The 87th Texas Legislature enacted S.B. 642, which was intended to redesign the relinquishment avoidance program and improve access to the relinquishment avoidance program services. Before S.B. 642 became law, all referrals for relinquishment avoidance had to go through Child Protective Services and an abuse/neglect investigation by DFPS, even when no allegation of abuse or neglect was made. As S.B. 642 has been implemented, it has become clear to family law attorneys and others involved in the program that additional guardrails are needed.

 

C.S.S.B. 2591 seeks to require a court to enter an order appointing DFPS as a child's joint managing conservator along with the parent or legal guardian if that court finds sufficient evidence to satisfy a person of ordinary prudence and caution that the child's parent or guardian has exhausted all means available to them to obtain mental health services to treat the child and agreed to actively participate in the child's service plan in preparation for eventual reunification.

 

CRIMINAL JUSTICE IMPACT

 

It is the committee's opinion that this bill does not expressly create a criminal offense, increase the punishment for an existing criminal offense or category of offenses, or change the eligibility of a person for community supervision, parole, or mandatory supervision.

 

RULEMAKING AUTHORITY

 

It is the committee's opinion that this bill does not expressly grant any additional rulemaking authority to a state officer, department, agency, or institution.

 

ANALYSIS

 

C.S.S.B. 2591 amends the Family Code to require a court to enter an order appointing the Department of Family and Protective Services (DFPS) as joint managing conservators of a child along with the child's parent or legal guardian if the court finds sufficient evidence to satisfy a person of ordinary prudence and caution that the child's parent or legal guardian has exhausted all reasonable means available to the parent or legal guardian to obtain mental health services to meet the child's needs and has agreed to actively participate in the child's service plan in preparation for the child's return to the parent or legal guardian.

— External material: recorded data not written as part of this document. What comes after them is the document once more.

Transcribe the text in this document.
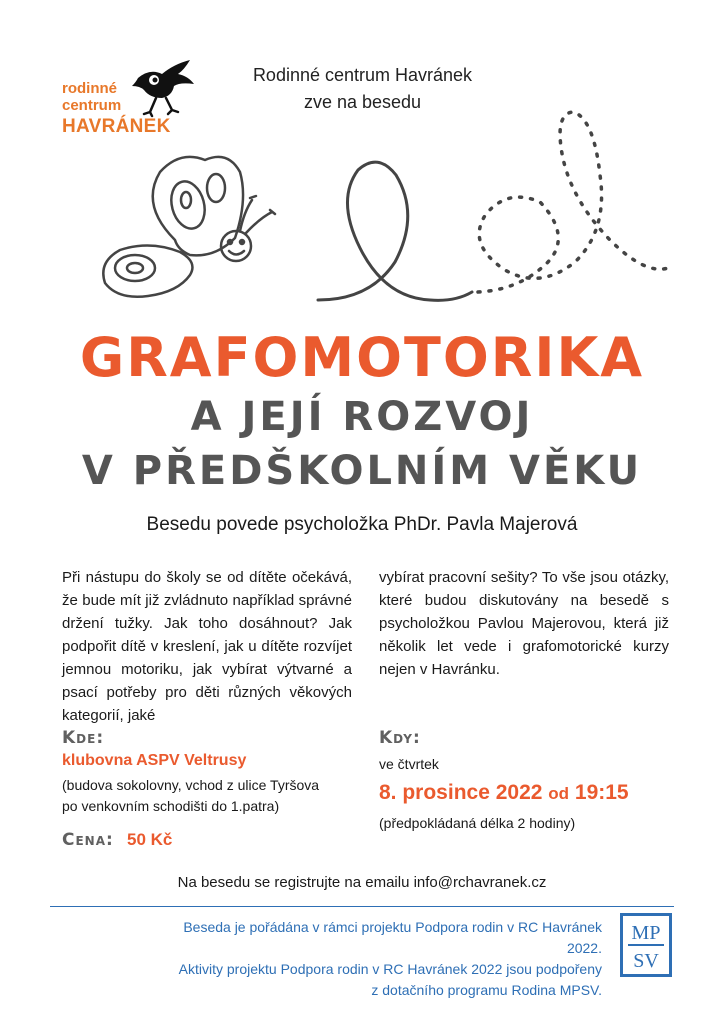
rodinné
centrum
HAVRÁNEK
Rodinné centrum Havránek
zve na besedu
GRAFOMOTORIKA
A JEJÍ ROZVOJ
V PŘEDŠKOLNÍM VĚKU
Besedu povede psycholožka PhDr. Pavla Majerová
Při nástupu do školy se od dítěte očekává, že bude mít již zvládnuto například správné držení tužky. Jak toho dosáhnout? Jak podpořit dítě v kreslení, jak u dítěte rozvíjet jemnou motoriku, jak vybírat výtvarné a psací potřeby pro děti různých věkových kategorií, jaké
vybírat pracovní sešity? To vše jsou otázky, které budou diskutovány na besedě s psycholožkou Pavlou Majerovou, která již několik let vede i grafomotorické kurzy nejen v Havránku.
Kde:
klubovna ASPV Veltrusy
(budova sokolovny, vchod z ulice Tyršova
po venkovním schodišti do 1.patra)
Cena: 50 Kč
Kdy:
ve čtvrtek
8. prosince 2022 od 19:15
(předpokládaná délka 2 hodiny)
Na besedu se registrujte na emailu info@rchavranek.cz
Beseda je pořádána v rámci projektu Podpora rodin v RC Havránek 2022.
Aktivity projektu Podpora rodin v RC Havránek 2022 jsou podpořeny
z dotačního programu Rodina MPSV.
MP
SV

This requirement applies only to a suit affecting the parent-child relationship filed on or after the bill's effective date. A suit filed before the bill's effective date is governed by the law in effect on the date the suit was filed, and the former law is continued in effect for that purpose.

 

EFFECTIVE DATE

 

September 1, 2023.

 

COMPARISON OF SENATE ENGROSSED AND SUBSTITUTE

 

While C.S.S.B. 2591 may differ from the engrossed in minor or nonsubstantive ways, the following summarizes the substantial differences between the engrossed and committee substitute versions of the bill.

 

The substitute omits a provision that was present in the engrossed prohibiting a child in joint managing conservatorship of DFPS and the child's parent or legal guardian from receiving temporary emergency care in a hotel or other unlicensed setting. Accordingly, the substitute also omits the definition of "hotel" that was present in the engrossed.